A Assembleia Nacional angolana aprovou, esta Quinta-feira, 30, o diploma que torna a violência doméstica um crime público e aumenta a pena máxima para 15 anos de prisão para os agressores.
A Proposta de Lei que altera a Lei n.º 25/11, de 14 de Julho – Lei contra a Violência Doméstica na foi aprovada na generalidade e por unanimidade, com 169 votos.
O diploma, além disso, cria o Observatório da Violência Doméstica, uma estrutura de monitoramento e avaliação da implementação da lei, bem como seguir os casos desde o seu registo até à reintegração das vítimas na sociedade.
A ministra da Acção Social, Família e Promoção da Mulher, Ana Paula do Sacramento Neto afirmou que a proposta reforça a prevenção, a sensibilização e a protecção das vítimas.
A responsável destacou ainda que o combate à violência doméstica exige o envolvimento do Estado, da sociedade civil e dos cidadãos.
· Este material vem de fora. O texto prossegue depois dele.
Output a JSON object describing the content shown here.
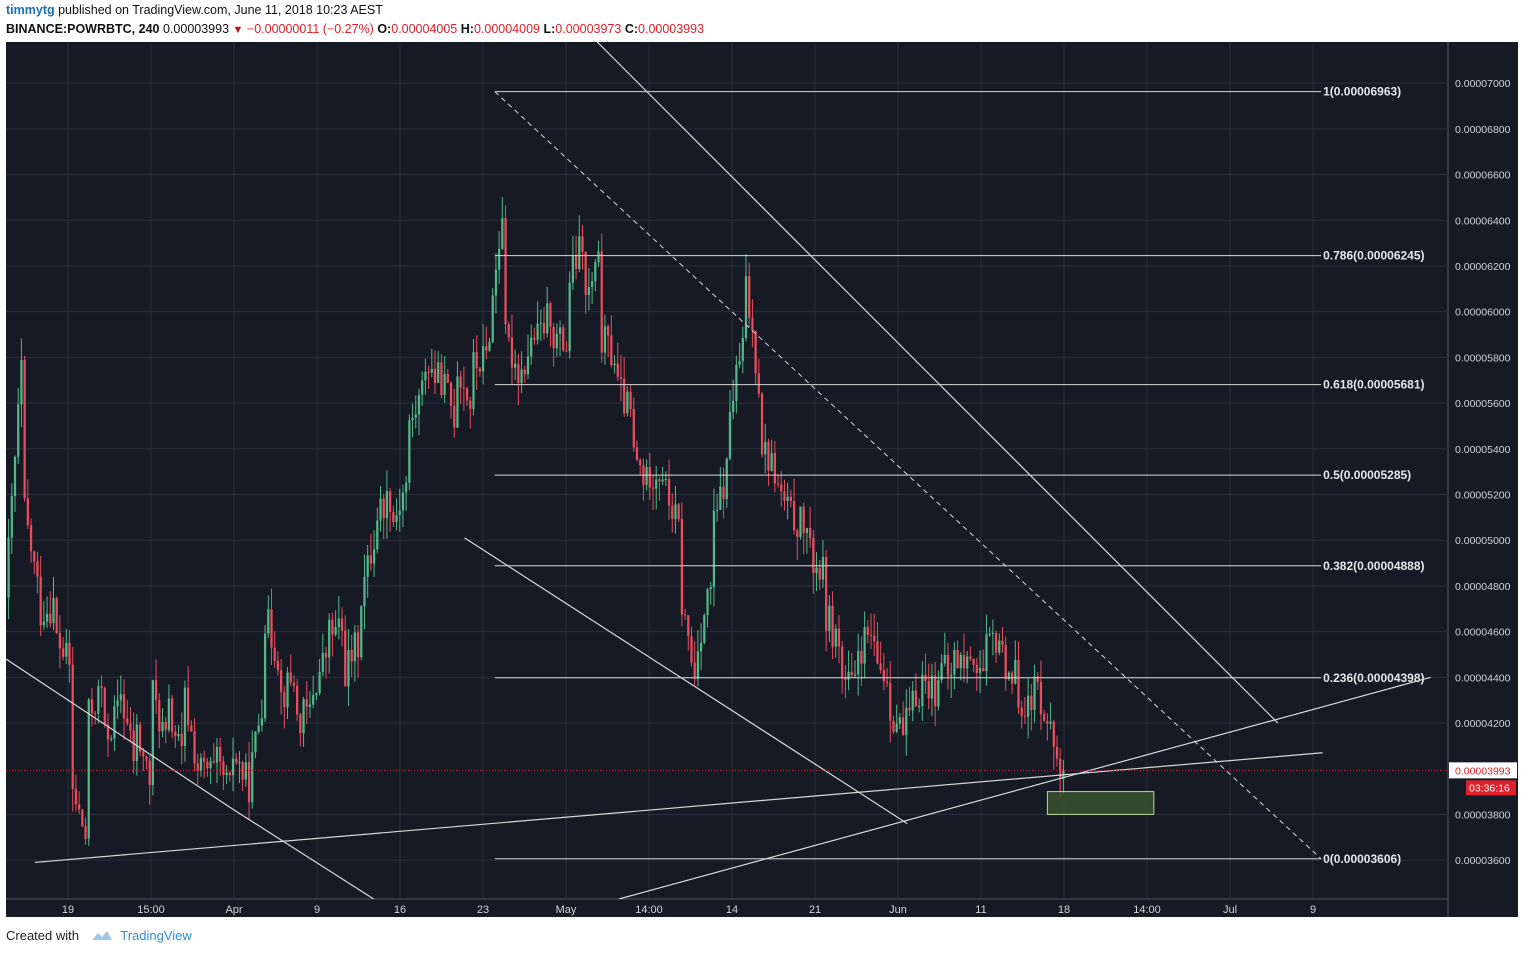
{
  "header": {
    "author": "timmytg",
    "published": " published on TradingView.com, June 11, 2018 10:23 AEST",
    "symbol": "BINANCE:POWRBTC, 240",
    "last": "0.00003993",
    "change": "−0.00000011 (−0.27%)",
    "o_label": "O:",
    "o_value": "0.00004005",
    "h_label": "H:",
    "h_value": "0.00004009",
    "l_label": "L:",
    "l_value": "0.00003973",
    "c_label": "C:",
    "c_value": "0.00003993"
  },
  "footer": {
    "created_with": "Created with",
    "brand": "TradingView"
  },
  "colors": {
    "background": "#161a25",
    "grid": "#2a2f3d",
    "up": "#53b987",
    "down": "#eb4d5c",
    "lines": "#d8d8d8",
    "price_line": "#e0202a",
    "box_fill": "#3c5a2e",
    "box_stroke": "#b8d89a"
  },
  "chart_data": {
    "type": "candlestick",
    "x_axis_labels": [
      "19",
      "15:00",
      "Apr",
      "9",
      "16",
      "23",
      "May",
      "14:00",
      "14",
      "21",
      "Jun",
      "11",
      "18",
      "14:00",
      "Jul",
      "9"
    ],
    "y_axis_labels": [
      "0.00007000",
      "0.00006800",
      "0.00006600",
      "0.00006400",
      "0.00006200",
      "0.00006000",
      "0.00005800",
      "0.00005600",
      "0.00005400",
      "0.00005200",
      "0.00005000",
      "0.00004800",
      "0.00004600",
      "0.00004400",
      "0.00004200",
      "0.00003800",
      "0.00003600"
    ],
    "ylim": [
      3.43e-05,
      7.18e-05
    ],
    "fib_levels": [
      {
        "label": "1(0.00006963)",
        "value": 6.963e-05
      },
      {
        "label": "0.786(0.00006245)",
        "value": 6.245e-05
      },
      {
        "label": "0.618(0.00005681)",
        "value": 5.681e-05
      },
      {
        "label": "0.5(0.00005285)",
        "value": 5.285e-05
      },
      {
        "label": "0.382(0.00004888)",
        "value": 4.888e-05
      },
      {
        "label": "0.236(0.00004398)",
        "value": 4.398e-05
      },
      {
        "label": "0(0.00003606)",
        "value": 3.606e-05
      }
    ],
    "current_price": {
      "label": "0.00003993",
      "value": 3.993e-05
    },
    "countdown": "03:36:16",
    "price_path": [
      [
        4.75e-05,
        5.75e-05
      ],
      [
        5.2e-05,
        4.8e-05
      ],
      [
        4.68e-05,
        4.72e-05
      ],
      [
        4.6e-05,
        4.45e-05
      ],
      [
        3.95e-05,
        3.7e-05
      ],
      [
        4.2e-05,
        4.35e-05
      ],
      [
        4.1e-05,
        4.25e-05
      ],
      [
        4.4e-05,
        4.05e-05
      ],
      [
        4.2e-05,
        3.95e-05
      ],
      [
        4.38e-05,
        4.12e-05
      ],
      [
        4.3e-05,
        4.05e-05
      ],
      [
        4.38e-05,
        4e-05
      ],
      [
        4e-05,
        3.98e-05
      ],
      [
        4.05e-05,
        3.9e-05
      ],
      [
        4.1e-05,
        3.95e-05
      ],
      [
        3.84e-05,
        4.3e-05
      ],
      [
        4.7e-05,
        4.5e-05
      ],
      [
        4.3e-05,
        4.4e-05
      ],
      [
        4.2e-05,
        4.25e-05
      ],
      [
        4.3e-05,
        4.5e-05
      ],
      [
        4.6e-05,
        4.6e-05
      ],
      [
        4.4e-05,
        4.55e-05
      ],
      [
        4.7e-05,
        5e-05
      ],
      [
        5.1e-05,
        5.2e-05
      ],
      [
        5.05e-05,
        5.25e-05
      ],
      [
        5.45e-05,
        5.65e-05
      ],
      [
        5.8e-05,
        5.7e-05
      ],
      [
        5.75e-05,
        5.55e-05
      ],
      [
        5.8e-05,
        5.6e-05
      ],
      [
        5.75e-05,
        5.8e-05
      ],
      [
        5.8e-05,
        6.45e-05
      ],
      [
        5.9e-05,
        5.75e-05
      ],
      [
        5.7e-05,
        5.9e-05
      ],
      [
        5.85e-05,
        6e-05
      ],
      [
        5.9e-05,
        5.85e-05
      ],
      [
        6.1e-05,
        6.3e-05
      ],
      [
        6e-05,
        6.2e-05
      ],
      [
        5.9e-05,
        5.8e-05
      ],
      [
        5.7e-05,
        5.55e-05
      ],
      [
        5.4e-05,
        5.25e-05
      ],
      [
        5.3e-05,
        5.3e-05
      ],
      [
        5.25e-05,
        5.05e-05
      ],
      [
        4.8e-05,
        4.4e-05
      ],
      [
        4.5e-05,
        4.8e-05
      ],
      [
        5e-05,
        5.3e-05
      ],
      [
        5.5e-05,
        5.85e-05
      ],
      [
        6.2e-05,
        5.7e-05
      ],
      [
        5.45e-05,
        5.3e-05
      ],
      [
        5.25e-05,
        5.1e-05
      ],
      [
        5.1e-05,
        5.05e-05
      ],
      [
        4.95e-05,
        4.85e-05
      ],
      [
        4.7e-05,
        4.55e-05
      ],
      [
        4.4e-05,
        4.35e-05
      ],
      [
        4.5e-05,
        4.58e-05
      ],
      [
        4.5e-05,
        4.4e-05
      ],
      [
        4.3e-05,
        4.15e-05
      ],
      [
        4.15e-05,
        4.35e-05
      ],
      [
        4.4e-05,
        4.35e-05
      ],
      [
        4.45e-05,
        4.4e-05
      ],
      [
        4.5e-05,
        4.45e-05
      ],
      [
        4.55e-05,
        4.4e-05
      ],
      [
        4.5e-05,
        4.58e-05
      ],
      [
        4.5e-05,
        4.4e-05
      ],
      [
        4.35e-05,
        4.25e-05
      ],
      [
        4.4e-05,
        4.25e-05
      ],
      [
        4.2e-05,
        3.99e-05
      ]
    ],
    "trend_lines": [
      {
        "from": [
          0.0,
          4.48e-05
        ],
        "to": [
          0.158,
          3.82e-05
        ]
      },
      {
        "from": [
          0.158,
          3.82e-05
        ],
        "to": [
          0.255,
          3.43e-05
        ]
      },
      {
        "from": [
          0.02,
          3.59e-05
        ],
        "to": [
          0.913,
          4.07e-05
        ]
      },
      {
        "from": [
          0.318,
          5.01e-05
        ],
        "to": [
          0.625,
          3.76e-05
        ]
      },
      {
        "from": [
          0.425,
          3.43e-05
        ],
        "to": [
          0.988,
          4.4e-05
        ]
      },
      {
        "from": [
          0.41,
          7.18e-05
        ],
        "to": [
          0.882,
          4.2e-05
        ]
      }
    ],
    "fib_trend": {
      "from": [
        0.339,
        6.963e-05
      ],
      "to": [
        0.912,
        3.606e-05
      ]
    },
    "fib_x_start": 0.339,
    "fib_x_end": 0.912,
    "box": {
      "x0": 0.7222,
      "x1": 0.796,
      "y_top": 3.9e-05,
      "y_bottom": 3.8e-05
    }
  }
}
No entanto, durante o debate os deputados defenderam maior fiscalização da aplicação da legislação e políticas públicas que combatam as causas sociais e económicas da violência. Consideraram, por outro lado, a proposta um avanço na promoção dos direitos humanos e da justiça social.
Pela representação política do Partido Humanista de Angola (PHA), a deputada Florbela Malaquias considerou que o agravamento das penas para crimes de violência doméstica representa um compromisso do Estado com a defesa da dignidade humana e o combate à impunidade.
A deputada defendeu que a revisão da lei deve ser acompanhada por políticas de prevenção e apoio às vítimas.
Em nome do Partido de Renovação Social (PRS), o deputado Benedito Daniel afirmou que a legislação em vigor há 13 anos precisa de ser actualizada, tendo em conta uma abordagem multidimensional, envolvendo o Estado, as famílias, as escolas, as igrejas e a sociedade civil, para prevenir a normalização das agressões.
Pela União Nacional para a Independência Total de Angola (UNITA), a deputada Albertina Ngolo alertou para o agravamento do custo de vida e para o incentivo ao empreendedorismo juvenil.
Já o deputado Benjamim da Silva, da Frente Nacional de Libertação de Angola (FNLA), defendeu reformas legislativas em prol do reforço da justiça social.
Em representação do Movimento Popular de Libertação de Angola (MPLA), o deputado Joaquim Reis Júnior destacou a actividade legislativa desenvolvida durante a sessão, o lançamento da TV Parlamento e o papel de Angola na realização de eventos internacionais.
O deputado enfatizou a importância das propostas de lei sobre a protecção social e à alteração da Lei Contra a Violência Doméstica, defendendo que os diplomas reforçam a protecção das vítimas e promovem o bem-estar das famílias.